Are the hospitals making a return on investments with robotic surgery...time will tell more...training along with R and D is a huge part of the process...no doubt the patient gets a better end of the deal with smaller incisions and a shorter recovery time...interesting story with Dr. Moll...he had to quit his company and start up his own...finding his own backers along the line...same old story along these lines with finding people who have the talent of being a visionary to see where the technology will go and benefit all...block and mortar folks don't get it most of the time...stock began at $9.00 a share..now $290.03 a share...problem comes back around to funding for hospitals....with Medicare and insurer's cutting compensation, it makes it a real challenge...and dealing with non visionary individuals...and he has big fan in the urology area physicians...and robots have their occasional issues, like needing a reboot...this related story exposes a few the downsides, but overall few and not bad at all...compare it to use without robotics..they will probably start paying their way once robotic surgery becomes more mainstream in hospitals...and one more item to think about...this Dr. probably has no life....dedicated to improving health care through technology...a definite downside for the doctor I might guess...hard act to balance...BD
WHAT do you call a surgeon who operates without scalpels, stitching tools or a powerful headlamp to light the patient’s insides? A better doctor, according to a growing number of surgeons who prefer to hand over much of the blood-and-guts portion of their work to medical robots controlled from computer consoles.

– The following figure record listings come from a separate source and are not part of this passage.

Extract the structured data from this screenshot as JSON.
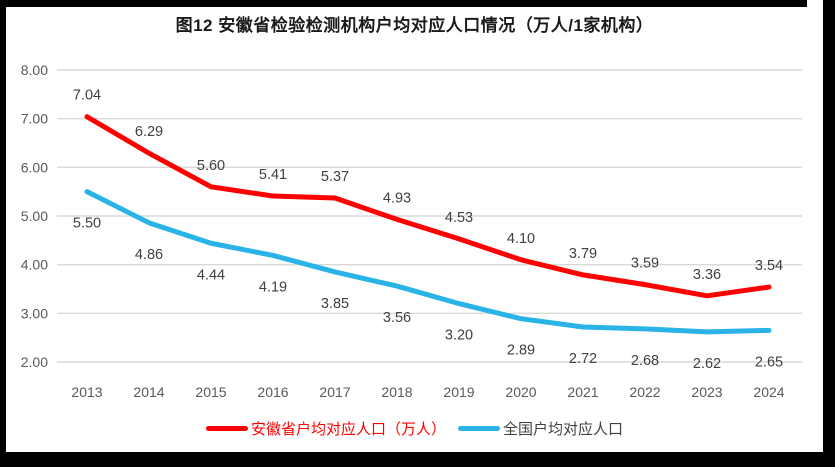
{
  "colors": {
    "accent_red": "#FF0000",
    "accent_blue": "#29B3E6",
    "grid": "#D9D9D9",
    "axis_text": "#595959",
    "data_label_text": "#404040",
    "frame": "#000000",
    "background": "#FFFFFF"
  },
  "chart_data": {
    "type": "line",
    "title": "图12 安徽省检验检测机构户均对应人口情况（万人/1家机构）",
    "categories": [
      "2013",
      "2014",
      "2015",
      "2016",
      "2017",
      "2018",
      "2019",
      "2020",
      "2021",
      "2022",
      "2023",
      "2024"
    ],
    "series": [
      {
        "name": "安徽省户均对应人口（万人）",
        "color": "#FF0000",
        "values": [
          7.04,
          6.29,
          5.6,
          5.41,
          5.37,
          4.93,
          4.53,
          4.1,
          3.79,
          3.59,
          3.36,
          3.54
        ],
        "labels": [
          "7.04",
          "6.29",
          "5.60",
          "5.41",
          "5.37",
          "4.93",
          "4.53",
          "4.10",
          "3.79",
          "3.59",
          "3.36",
          "3.54"
        ],
        "label_placement": "above"
      },
      {
        "name": "全国户均对应人口",
        "color": "#29B3E6",
        "values": [
          5.5,
          4.86,
          4.44,
          4.19,
          3.85,
          3.56,
          3.2,
          2.89,
          2.72,
          2.68,
          2.62,
          2.65
        ],
        "labels": [
          "5.50",
          "4.86",
          "4.44",
          "4.19",
          "3.85",
          "3.56",
          "3.20",
          "2.89",
          "2.72",
          "2.68",
          "2.62",
          "2.65"
        ],
        "label_placement": "below"
      }
    ],
    "xlabel": "",
    "ylabel": "",
    "ylim": [
      2,
      8
    ],
    "yticks": [
      "2.00",
      "3.00",
      "4.00",
      "5.00",
      "6.00",
      "7.00",
      "8.00"
    ],
    "grid": true,
    "legend_position": "bottom"
  }
}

Dr. Moll, 56, is a soft-spoken man who can look uncomfortable on stage. Yet his role in founding Intuitive Surgical, the company that now dominates the field, and his current involvement with three other robotics companies, has kept him in the sights of investors, health care providers and fellow entrepreneurs.He’s now best known as chief executive of Hansen Medical, a publicly traded robotics company focused on minimally invasive cardiac care. But he’s also an investor in and a board member of Mako Surgical, an orthopedics robotics company that recently went public, and he is a co-founder and chairman of Restoration Robotics, a start-up company focused on cosmetic surgery.
He says his immersion in the entrepreneurial life cost him his marriage; he remembers once telling his wife he was so busy he couldn’t talk to her for a month. But it also set him on a course to become a pioneer in the emerging field of medical robotics.